Patient engagement is the practice where patients participate actively in their own treatments, and often in related research efforts with regards to their conditions prior and post the treatment. Patient engagement is not self-management, it is based on close cooperation with medical practitioners, researchers and healthcare institutions.
Main Components of Patient Engagement
Patient advisory, patient partnership and patient-oriented research are the three most notable components of patient engagement. Patient advisors are appointed by healthcare providers or health boards to provide advice to healthcare institutions from the perspective of patients, their relatives and caregivers. Patient partnership is conducted between in most cases patients with chronic conditions to ensure proper level of care. Sometimes, patient partnerships are research projects. Patient-oriented research means that healthcare personnel, while conducting research, engages with patients, their relatives, friends and caregivers.
Context
Patient engagement is a part to patient participation, therefore it is necessary to place it into context with other important concepts. One such concept is participatory healthcare. It describes the strive of the modern healthcare towards more consumer-centricity and participatory medicine, based on connected and data drive patient engagement technologies. Participatory healthcare embraces notions of patient engagement and patient-centered care. The latter considers needs and desired health outcomes of a patient as the driving force in healthcare decision making process. Patient centric healthcare regards patients as partners not only in the clinical context, but also in the context of their emotional, mental, and spiritual health, as well as social and financial sustainability.
Patient experience is another concept important to patient engagement. It includes any interaction between a patient and a healthcare system, from awareness to post-care services. Successful patient experience is above the emotional level, it is about keeping patients motivated and engaged.
Where we are now?
The current trends in patient engagement may be grouped around:
Prioritisation of health equity
Healthcare organizations must health equity and address systemic barriers to access to care. Mostly they do it by partnering with patients’ organisations and communities through collaboration programs, specific projects and digital tools.
Rich patient-doctor communication is the norm
Patients expect tighter connections, more access, more response, and more strategic communications, in the same way they experience in other industries than healthcare, including live chats and social channel, personalised advice.
Patient experience became mobile
Health systems adapt their processes and technologies to embrace telehealth. Hence, tablets and smartphones are empowering doctors, enhancing patient care, improving patient outcomes and experiences.
Automation supports patient experiences
From virtual clinical trials to robotic assisted surgical procedures and AI supported rehabilitation, automated systems encourage deeper patient engagement with doctors. In result, patient satisfaction is ensured throughout the continuum of care. In the future, we may expect faster scheduling of appointments, error-free EHRs with on-demand access, more timely and accurate medical interventions.
What may the future bring?
The current trends listed above may bring the following shifts in patient engagement:
Shift from digital to smart tech
The recent digitization of healthcare systems, that is the shift from paper to digital, will not be enough to meet needs of personalised healthcare. The next step is to employ smart technologies: algorithms for data driven analytics, machine learning, and other AI technologies.
Shift to social determinants of health
Healthcare providers of the future will address social determinants for health (SDoH), due to their significant effects on patient wellbeing. It will require restructuring to attend social needs of patients.
Shift to interactive platforms
Modern patient engagement platforms can identify a patient by name and customize information based on the found EHR. Future interactive healthcare platforms are likely to take several steps further in more meaningful interactions, building relationships, establishing trust.
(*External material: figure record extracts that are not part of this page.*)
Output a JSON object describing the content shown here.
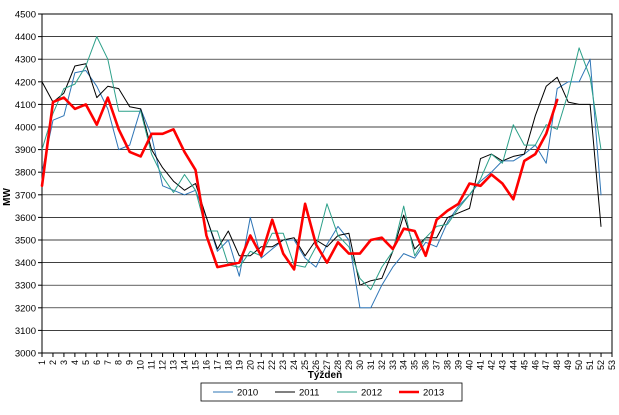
{
  "chart_data": {
    "type": "line",
    "title": "",
    "xlabel": "Týždeň",
    "ylabel": "MW",
    "ylim": [
      3000,
      4500
    ],
    "yticks": [
      3000,
      3100,
      3200,
      3300,
      3400,
      3500,
      3600,
      3700,
      3800,
      3900,
      4000,
      4100,
      4200,
      4300,
      4400,
      4500
    ],
    "xlim": [
      1,
      53
    ],
    "x": [
      1,
      2,
      3,
      4,
      5,
      6,
      7,
      8,
      9,
      10,
      11,
      12,
      13,
      14,
      15,
      16,
      17,
      18,
      19,
      20,
      21,
      22,
      23,
      24,
      25,
      26,
      27,
      28,
      29,
      30,
      31,
      32,
      33,
      34,
      35,
      36,
      37,
      38,
      39,
      40,
      41,
      42,
      43,
      44,
      45,
      46,
      47,
      48,
      49,
      50,
      51,
      52,
      53
    ],
    "grid": true,
    "legend": "bottom",
    "series": [
      {
        "name": "2010",
        "color": "#2e75b6",
        "width": 1,
        "values": [
          3800,
          4030,
          4050,
          4240,
          4250,
          4180,
          4080,
          3900,
          3920,
          4080,
          3960,
          3740,
          3720,
          3700,
          3720,
          3600,
          3450,
          3500,
          3340,
          3600,
          3420,
          3460,
          3500,
          3500,
          3420,
          3380,
          3480,
          3560,
          3500,
          3200,
          3200,
          3300,
          3380,
          3440,
          3420,
          3490,
          3470,
          3580,
          3650,
          3700,
          3760,
          3800,
          3850,
          3850,
          3880,
          3920,
          3840,
          4170,
          4200,
          4200,
          4300,
          3700,
          null
        ]
      },
      {
        "name": "2011",
        "color": "#000000",
        "width": 1,
        "values": [
          4200,
          4110,
          4150,
          4270,
          4280,
          4130,
          4180,
          4170,
          4090,
          4080,
          3900,
          3820,
          3760,
          3720,
          3750,
          3600,
          3460,
          3540,
          3430,
          3430,
          3470,
          3470,
          3500,
          3510,
          3430,
          3500,
          3470,
          3520,
          3530,
          3300,
          3320,
          3330,
          3450,
          3610,
          3460,
          3510,
          3510,
          3600,
          3620,
          3640,
          3860,
          3880,
          3850,
          3870,
          3880,
          4050,
          4180,
          4220,
          4110,
          4100,
          4100,
          3560,
          null
        ]
      },
      {
        "name": "2012",
        "color": "#2ca089",
        "width": 1,
        "values": [
          3900,
          4060,
          4170,
          4190,
          4270,
          4400,
          4300,
          4070,
          4070,
          4070,
          3880,
          3780,
          3710,
          3790,
          3720,
          3540,
          3540,
          3390,
          3380,
          3450,
          3430,
          3530,
          3530,
          3390,
          3380,
          3470,
          3660,
          3520,
          3470,
          3330,
          3280,
          3380,
          3450,
          3650,
          3430,
          3510,
          3560,
          3570,
          3640,
          3700,
          3770,
          3880,
          3840,
          4010,
          3920,
          3920,
          4010,
          3990,
          4150,
          4350,
          4220,
          3900,
          null
        ]
      },
      {
        "name": "2013",
        "color": "#ff0000",
        "width": 2.6,
        "values": [
          3740,
          4110,
          4130,
          4080,
          4100,
          4010,
          4130,
          3990,
          3890,
          3870,
          3970,
          3970,
          3990,
          3890,
          3810,
          3520,
          3380,
          3390,
          3400,
          3520,
          3430,
          3590,
          3440,
          3370,
          3660,
          3480,
          3400,
          3490,
          3440,
          3440,
          3500,
          3510,
          3460,
          3550,
          3540,
          3430,
          3590,
          3630,
          3660,
          3750,
          3740,
          3790,
          3750,
          3680,
          3850,
          3880,
          3970,
          4120,
          null,
          null,
          null,
          null,
          null
        ]
      }
    ]
  }
}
Shift to closing knowledge gap
Patient self-awareness is often patchy. It is clear that closing knowledge gaps is crucial to patient engagement, especially at discharge by hospitals. Future healthcare providers will have processes built in their workflows to identify knowledge gap prior and during treatments, and to make sure patients have a holistic overview, context to their conditions, and factors that influence positive outcomes.
Shift to real time feedback tools
Real time access has proven to be vital to patent engagement. We expect to see more active development of software tools to ensure real time interactions between healthcare providers and patients. The quality of chatbots is also expected to increase along these developments.
Shift to patient empowerment
An empowered patient can find a relevant healthcare provider, manage appointments, obtain background information prior to a visit, update own healthcare information, access messages from healthcare providers. A successful shift to patient empowerment may include identification of goals, identification of future-proof tools, simplification of processes, effective change management
Shift to trust
Healthcare services are increasingly perceived as other service provided by firms on an open market, as opposed to the old perception of healthcare as a government provided service. In this context, winning patients’ trust becomes imperative for healthcare providers, especially when employing innovations.